Have you ever told him how much you love him, some people never find love in life he is lucky to have someone that loves him....but if you really love him you should fight for your relationship ,you are a adult and don't have to listen to conditions set by your parents......If I had to I would have eaten a mile of **** to be with my honey...actually.. I did...because I had decided that no one an separate us. Send him the gift and don' feel hurt he does not reciprocate..don't give up on your marriage
I won't. My parents have no conditions dear. I need to be satisfied, without that I can't make him n his family happy.
We both know, we love each other but he is not taking step and I want him to come a step forward and onward I'll move with him. Just struggling for best, ALLAH knows best n I hope HE will do best for both of us.
Honestly, he is a married man.Sure parents are important,but a wife is half your religion as well.A man who cannot even care for your daughter,how can you want him back?I can understand letting go is hard,but sometimes its the only way to truly be fair to yourself. A year puts a lot of distance in between two couples,I suggest you move on girl.I hate to pop your bubble but he is never going to be worthy of you, or anyone.You have done nothing wrong,so without any guilt MOVE ON. He does not deserve gifts. No offence...
I am happy that inspite of all the negativity spilled by your husband, both of your families and even here in this thread, you are sill striving to give it a chance. Your story reminded me of someone I know, and she ended up having divorced finally, after separation of four years. SHE was the reason behind putting the divorce off this long, tho everyone else was so upto it. There were no hopes in the marriage. Husband was a complete jerk so its sad that it took four precious years of her life before decision. Still, this is how it looked and this is how it ended. Things just end if you dont struggle to make them.work. I understand wgy you dont want to quit o the relationship even.after one year of separation. Your baby is the pivot. Like sadzzz said, you need to give it a go for your daughter. There is hope definitely, I have seen couples reaching the verge of marriage breaking and returning to be united for the better. So it could be either you will have a patch up.or you will know better and in.more clear terms if your husband can really stand for you.

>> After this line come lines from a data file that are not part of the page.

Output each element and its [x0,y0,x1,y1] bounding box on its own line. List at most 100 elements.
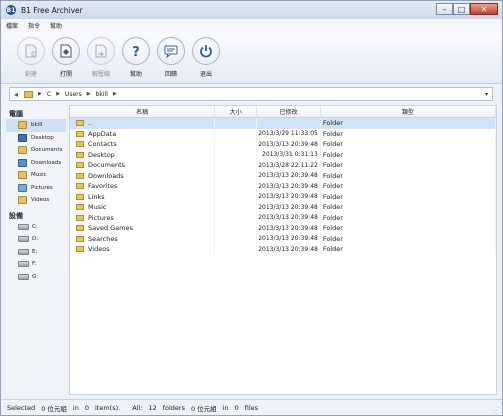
file-modified: 2013/3/13 20:39:48 [257,212,321,223]
chevron-down-icon[interactable]: ▾ [485,91,488,98]
file-modified: 2013/3/13 20:39:48 [257,170,321,181]
sidebar-item-desktop[interactable]: Desktop [6,132,66,145]
toolbar-label: 回饋 [164,71,177,78]
file-modified: 2013/3/13 20:39:48 [257,223,321,234]
file-modified: 2013/3/13 20:39:48 [257,244,321,255]
file-type: Folder [321,233,496,244]
file-type: Folder [321,139,496,150]
column-header-type[interactable]: 類型 [321,106,496,117]
app-logo-icon: B1 [6,5,16,15]
file-row[interactable]: .. Folder [70,118,496,129]
file-name: Music [88,203,107,212]
power-icon [192,37,220,65]
pictures-icon [18,183,27,192]
sidebar-drive-g[interactable]: G: [6,271,66,284]
status-files-label: files [244,403,259,412]
menu-commands[interactable]: 指令 [23,21,45,30]
folder-icon [76,151,84,158]
help-button[interactable]: ? 幫助 [118,37,154,78]
file-row[interactable]: Pictures 2013/3/13 20:39:48 Folder [70,212,496,223]
file-row[interactable]: Desktop 2013/3/31 0:31:13 Folder [70,149,496,160]
sidebar-item-music[interactable]: Music [6,169,66,182]
exit-button[interactable]: 退出 [188,37,224,78]
file-row[interactable]: Searches 2013/3/13 20:39:48 Folder [70,233,496,244]
feedback-button[interactable]: 回饋 [153,37,189,78]
sidebar-item-videos[interactable]: Videos [6,194,66,207]
folder-icon [76,141,84,148]
sidebar-item-label: Documents [31,147,63,154]
file-list-header: 名稱 大小 已修改 類型 [70,106,496,118]
status-all-label: All: [132,403,143,412]
sidebar-drive-c[interactable]: C: [6,221,66,234]
file-row[interactable]: Links 2013/3/13 20:39:48 Folder [70,191,496,202]
sidebar-item-pictures[interactable]: Pictures [6,182,66,195]
file-size [215,139,258,150]
create-archive-button[interactable]: 創建 [13,37,49,78]
column-header-modified[interactable]: 已修改 [257,106,321,117]
column-header-size[interactable]: 大小 [215,106,258,117]
drive-label: F: [32,261,37,268]
file-row[interactable]: Music 2013/3/13 20:39:48 Folder [70,202,496,213]
folder-icon [76,235,84,242]
status-folders-label: folders [162,403,185,412]
status-selected-size: 0 位元組 [41,404,67,413]
folder-icon [76,162,84,169]
extract-button[interactable]: 解壓縮 [83,37,119,78]
sidebar-drive-f[interactable]: F: [6,258,66,271]
breadcrumb-users[interactable]: Users [65,91,82,98]
folder-icon [24,90,33,98]
file-type: Folder [321,212,496,223]
open-archive-icon [52,37,80,65]
folder-icon [76,183,84,190]
sidebar-drive-d[interactable]: D: [6,233,66,246]
sidebar-item-bkill[interactable]: bkill [6,119,66,132]
file-row[interactable]: Videos 2013/3/13 20:39:48 Folder [70,244,496,255]
file-modified: 2013/3/13 20:39:48 [257,233,321,244]
hard-drive-icon [18,273,29,280]
status-all-size: 0 位元組 [190,404,217,413]
window-title: B1 Free Archiver [21,5,83,15]
sidebar-item-downloads[interactable]: Downloads [6,157,66,170]
file-modified: 2013/3/13 20:39:48 [257,191,321,202]
file-row[interactable]: AppData 2013/3/29 11:33:05 Folder [70,128,496,139]
file-name-cell: Music [70,202,216,213]
file-type: Folder [321,149,496,160]
sidebar-item-documents[interactable]: Documents [6,144,66,157]
hard-drive-icon [18,236,29,243]
breadcrumb-drive[interactable]: C [47,91,51,98]
file-type: Folder [321,160,496,171]
back-arrow-icon[interactable]: ◂ [10,90,22,99]
sidebar-drive-e[interactable]: E: [6,246,66,259]
breadcrumb-separator-icon: ▶ [38,91,42,97]
menu-file[interactable]: 檔案 [1,21,23,30]
menu-help[interactable]: 幫助 [45,21,67,30]
file-name-cell: Pictures [70,212,216,223]
address-bar[interactable]: ◂ ▶ C ▶ Users ▶ bkill ▶ ▾ [9,87,493,101]
breadcrumb-user[interactable]: bkill [96,91,108,98]
column-header-name[interactable]: 名稱 [70,106,216,117]
resize-grip-icon[interactable]: ⋰ [493,406,500,414]
sidebar-heading-devices: 設備 [9,211,23,220]
status-all-count: 12 [148,403,157,412]
file-size [215,244,258,255]
window-controls: – □ ✕ [436,3,498,15]
sidebar-item-label: Music [31,172,47,179]
file-name-cell: AppData [70,128,216,139]
toolbar-label: 打開 [59,71,72,78]
file-row[interactable]: Documents 2013/3/28 22:11:22 Folder [70,160,496,171]
file-row[interactable]: Saved Games 2013/3/13 20:39:48 Folder [70,223,496,234]
close-button[interactable]: ✕ [470,3,498,15]
file-row[interactable]: Downloads 2013/3/13 20:39:48 Folder [70,170,496,181]
minimize-button[interactable]: – [436,3,453,15]
open-archive-button[interactable]: 打開 [48,37,84,78]
file-modified: 2013/3/13 20:39:48 [257,202,321,213]
file-name: Pictures [88,213,114,222]
file-modified [257,118,321,129]
folder-icon [76,214,84,221]
title-bar[interactable]: B1 B1 Free Archiver – □ ✕ [1,1,502,19]
maximize-button[interactable]: □ [453,3,470,15]
file-modified: 2013/3/29 11:33:05 [257,128,321,139]
file-name-cell: Contacts [70,139,216,150]
file-row[interactable]: Favorites 2013/3/13 20:39:48 Folder [70,181,496,192]
file-row[interactable]: Contacts 2013/3/13 20:39:48 Folder [70,139,496,150]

That all being said, what reha said, please dont keep wallowing in your one sided love for him if he stil doesnt respond. A family should live together instead of living for their parents family and living out their false ego. Tell him the first ever human relation that Allah made is that of husband and wife. Your and his parents and the family come after that. And specially now when you have a baby, you both have your own family and it should be put first.
Set a time limit and put forth all your energies, involve friends and such people.you think are sincere to.both of you and if it.still doesnt wotk, maybe it wasnt meant to be. Lastly, you are a mother now, so, mab up for your daughter. Do not be so wane. If it works, fine, if doesnt, walk out. Your love for your daughter should be stronger than that for anyone else who doesnt really value it.
Reminds me of a dialogue I heard in a.movie, it said, dont fall in love, rise in love. Loving your husband is prolly the most glorious thing, but love yourself too. Your daughter, will be tomorrow what you are today.
thanks Mirage, I appreciate your views.
My husbands love me but he is weak to take a stand, I will wait for him to move forward but if he's not, then I will do. For my child n him as well.